La noche del martes, a eso de las ocho de la noche, los tres se encontraron en el café La Paz en el centro. El ruido y el humo de los cigarrillos era el lugar óptimo para esa conversación a tres. Miguel dijo que él había arreglado todo. Los cheques que faltaban se adjudicaron a reparaciones inventadas de coches. Las facturas del taller mecánico eran similares a las de siempre que hacía falta hacer esas cosas: por cuestiones de impuestos o de inspecciones municipales que demandaban un “arreglo” con los inspectores. Por otra parte el Ford Falcon aparecía ya en exhibición, listo para la venta en la vidriera de la concesionaria. Salvador preguntó que hacía con la plata que había sobrado, una cantidad equivalente a la venta de cuatro coches nuevos. Miguel le dijo: “guardala vos, algún día encontrarás la mejor manera de usarla, eso sí, pasala a dólares, si no dentro de poco no va a valer nada”.
Todo el año siguiente a la fuga el departamento de la avenida Belgrano fue el lugar para ellos tres. Se amaron sabiendo que eso no podía durar. También Miguel era otro allí, de risa fácil y besos sin remilgos. Sus camisas almidonadas desentonaban con sus gestos sueltos y generosos. Le mentía a Delia como podía, mejor que lo que se mentía a sí mismo.
Y de repente todo terminó sin razón ni remedio, movido por la fuerza inexorable del vivir decorosamente. Silvia nunca supo detalles. No hubo explicaciones ni despedidas. Quedaron en su casa dos botellas de scotch, del mejor, nunca abiertas, y las tareas de siempre: las cuentas para pagar, la familia que hay que ver, el tedio y la seguridad de la “normalidad”.
Silvia dice con apuro que no importa lo que pasó después. “Después es la monotonía de siempre”, la escucho afirmar, y sé que estamos cerca del final, pero igual, con una necesidad de clausura para no negarme un epílogo, me cuenta en unos minutos haberse casado y separado, no haber tenido hijos, haberse enterado de la muerte de Miguel, no haber nunca más visto a Salvador después de que se jubiló, no haber sido nunca ni Ministro de Economía ni Presidente del BID.

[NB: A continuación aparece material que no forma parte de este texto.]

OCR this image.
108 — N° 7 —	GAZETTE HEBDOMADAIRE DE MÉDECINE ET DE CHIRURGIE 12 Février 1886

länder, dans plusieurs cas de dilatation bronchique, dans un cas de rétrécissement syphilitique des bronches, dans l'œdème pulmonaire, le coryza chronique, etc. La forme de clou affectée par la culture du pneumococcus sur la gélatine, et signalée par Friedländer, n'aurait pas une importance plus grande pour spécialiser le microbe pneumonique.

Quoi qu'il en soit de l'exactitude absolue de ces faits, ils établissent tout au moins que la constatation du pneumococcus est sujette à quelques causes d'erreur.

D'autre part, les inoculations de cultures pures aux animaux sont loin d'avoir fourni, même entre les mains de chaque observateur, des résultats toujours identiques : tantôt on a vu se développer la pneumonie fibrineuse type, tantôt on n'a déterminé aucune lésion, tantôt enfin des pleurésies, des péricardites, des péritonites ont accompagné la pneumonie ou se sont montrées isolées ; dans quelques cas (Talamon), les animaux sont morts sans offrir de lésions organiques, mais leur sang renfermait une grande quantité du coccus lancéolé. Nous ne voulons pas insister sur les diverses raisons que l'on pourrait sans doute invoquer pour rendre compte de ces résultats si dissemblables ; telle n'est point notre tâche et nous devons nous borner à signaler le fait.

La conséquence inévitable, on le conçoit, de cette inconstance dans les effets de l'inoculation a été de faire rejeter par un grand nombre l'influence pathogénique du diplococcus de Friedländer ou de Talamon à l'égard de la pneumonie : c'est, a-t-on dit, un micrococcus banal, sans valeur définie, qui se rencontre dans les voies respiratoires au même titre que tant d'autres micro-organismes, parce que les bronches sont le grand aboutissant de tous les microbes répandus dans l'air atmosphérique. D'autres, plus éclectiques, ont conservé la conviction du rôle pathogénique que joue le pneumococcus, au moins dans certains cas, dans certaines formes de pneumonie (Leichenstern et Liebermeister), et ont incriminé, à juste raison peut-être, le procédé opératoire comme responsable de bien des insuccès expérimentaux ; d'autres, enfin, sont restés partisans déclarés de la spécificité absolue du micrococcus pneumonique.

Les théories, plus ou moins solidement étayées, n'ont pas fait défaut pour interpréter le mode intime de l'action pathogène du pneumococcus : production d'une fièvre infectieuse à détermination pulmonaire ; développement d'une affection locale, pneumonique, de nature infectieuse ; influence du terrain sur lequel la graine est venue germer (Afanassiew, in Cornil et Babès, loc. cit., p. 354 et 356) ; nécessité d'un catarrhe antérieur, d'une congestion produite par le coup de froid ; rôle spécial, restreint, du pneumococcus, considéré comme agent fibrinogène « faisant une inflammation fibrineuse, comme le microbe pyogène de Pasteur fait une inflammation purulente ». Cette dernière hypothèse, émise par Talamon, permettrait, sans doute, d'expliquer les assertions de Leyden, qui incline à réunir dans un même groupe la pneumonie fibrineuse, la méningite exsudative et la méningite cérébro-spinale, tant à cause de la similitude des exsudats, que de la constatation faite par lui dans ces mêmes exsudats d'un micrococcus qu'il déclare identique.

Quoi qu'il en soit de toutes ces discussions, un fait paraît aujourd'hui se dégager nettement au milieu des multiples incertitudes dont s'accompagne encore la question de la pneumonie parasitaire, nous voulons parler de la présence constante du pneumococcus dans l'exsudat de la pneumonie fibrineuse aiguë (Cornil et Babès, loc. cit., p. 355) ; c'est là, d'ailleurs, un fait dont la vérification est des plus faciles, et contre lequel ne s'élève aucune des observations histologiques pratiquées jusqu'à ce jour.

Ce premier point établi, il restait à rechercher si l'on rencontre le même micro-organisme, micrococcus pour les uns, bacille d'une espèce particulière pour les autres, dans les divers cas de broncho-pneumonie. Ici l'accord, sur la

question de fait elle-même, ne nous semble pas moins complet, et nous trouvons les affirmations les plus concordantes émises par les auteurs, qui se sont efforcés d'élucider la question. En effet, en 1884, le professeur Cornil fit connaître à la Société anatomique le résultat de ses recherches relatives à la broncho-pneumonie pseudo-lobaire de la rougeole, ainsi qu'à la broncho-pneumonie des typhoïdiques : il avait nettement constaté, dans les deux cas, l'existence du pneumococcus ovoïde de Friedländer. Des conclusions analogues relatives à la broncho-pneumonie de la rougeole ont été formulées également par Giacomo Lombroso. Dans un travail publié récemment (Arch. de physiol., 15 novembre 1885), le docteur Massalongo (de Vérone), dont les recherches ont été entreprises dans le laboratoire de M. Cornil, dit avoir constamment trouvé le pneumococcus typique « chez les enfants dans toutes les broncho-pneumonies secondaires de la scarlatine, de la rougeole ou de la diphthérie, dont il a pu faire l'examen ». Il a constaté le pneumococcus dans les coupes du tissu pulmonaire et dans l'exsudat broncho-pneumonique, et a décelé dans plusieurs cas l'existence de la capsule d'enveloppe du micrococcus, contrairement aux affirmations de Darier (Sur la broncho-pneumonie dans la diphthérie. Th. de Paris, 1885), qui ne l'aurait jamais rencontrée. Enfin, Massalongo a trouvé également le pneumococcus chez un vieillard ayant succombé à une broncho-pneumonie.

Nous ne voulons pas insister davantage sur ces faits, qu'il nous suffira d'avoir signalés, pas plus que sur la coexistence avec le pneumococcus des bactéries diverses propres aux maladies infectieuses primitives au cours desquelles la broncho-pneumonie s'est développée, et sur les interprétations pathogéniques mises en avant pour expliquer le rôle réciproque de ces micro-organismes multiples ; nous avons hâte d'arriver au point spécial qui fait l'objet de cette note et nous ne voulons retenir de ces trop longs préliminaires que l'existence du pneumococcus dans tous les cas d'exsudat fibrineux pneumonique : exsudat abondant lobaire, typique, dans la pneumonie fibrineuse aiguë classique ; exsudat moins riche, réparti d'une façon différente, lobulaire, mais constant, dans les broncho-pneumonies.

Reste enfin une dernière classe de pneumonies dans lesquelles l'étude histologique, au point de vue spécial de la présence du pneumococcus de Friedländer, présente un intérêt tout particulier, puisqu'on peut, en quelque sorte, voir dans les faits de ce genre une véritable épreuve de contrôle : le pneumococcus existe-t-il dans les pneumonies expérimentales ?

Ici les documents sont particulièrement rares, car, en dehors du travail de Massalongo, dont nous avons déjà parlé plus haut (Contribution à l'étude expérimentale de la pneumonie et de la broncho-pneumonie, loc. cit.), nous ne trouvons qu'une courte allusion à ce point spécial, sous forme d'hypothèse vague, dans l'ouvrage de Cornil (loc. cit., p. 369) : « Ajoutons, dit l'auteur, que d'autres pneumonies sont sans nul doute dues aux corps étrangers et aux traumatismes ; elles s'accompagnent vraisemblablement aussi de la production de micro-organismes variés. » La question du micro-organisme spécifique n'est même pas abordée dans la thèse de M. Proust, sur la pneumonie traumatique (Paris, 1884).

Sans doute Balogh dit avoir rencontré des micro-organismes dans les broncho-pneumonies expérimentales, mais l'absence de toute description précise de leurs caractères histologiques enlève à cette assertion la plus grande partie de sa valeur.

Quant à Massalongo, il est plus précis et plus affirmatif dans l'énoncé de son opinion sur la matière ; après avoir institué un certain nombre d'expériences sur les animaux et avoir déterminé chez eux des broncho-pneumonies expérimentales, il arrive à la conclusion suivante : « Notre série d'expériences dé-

Todavía había bastante tráfico en la avenida Belgrano cuando, después de un beso de compromiso y un adiós para siempre, a las dos de la mañana inicié la caminata de vuelta al hotel. Esa noche soñé con mi casa de Warnes, soñé que llovía y que de las goteras del techo viejo y nunca arreglado caía agua en chorros finos que mojaban las sábanas de la cama en que dormía.
De todas maneras, escuchame: nunca le voy a decir a Adriana lo que me parece que sé. La historia de Adriana es menos interesante pero más redonda. Quizás a ella esa redondez le sirva, o, a lo mejor, ella intuye otra pero no le gusta ese libro, como no le gustan los cuentos que yo escribo, los que no se entienden y tienen finales sin consuelo.
Apaguemos la luz y vamos a dormir, es tarde y mañana tengo que trabajar.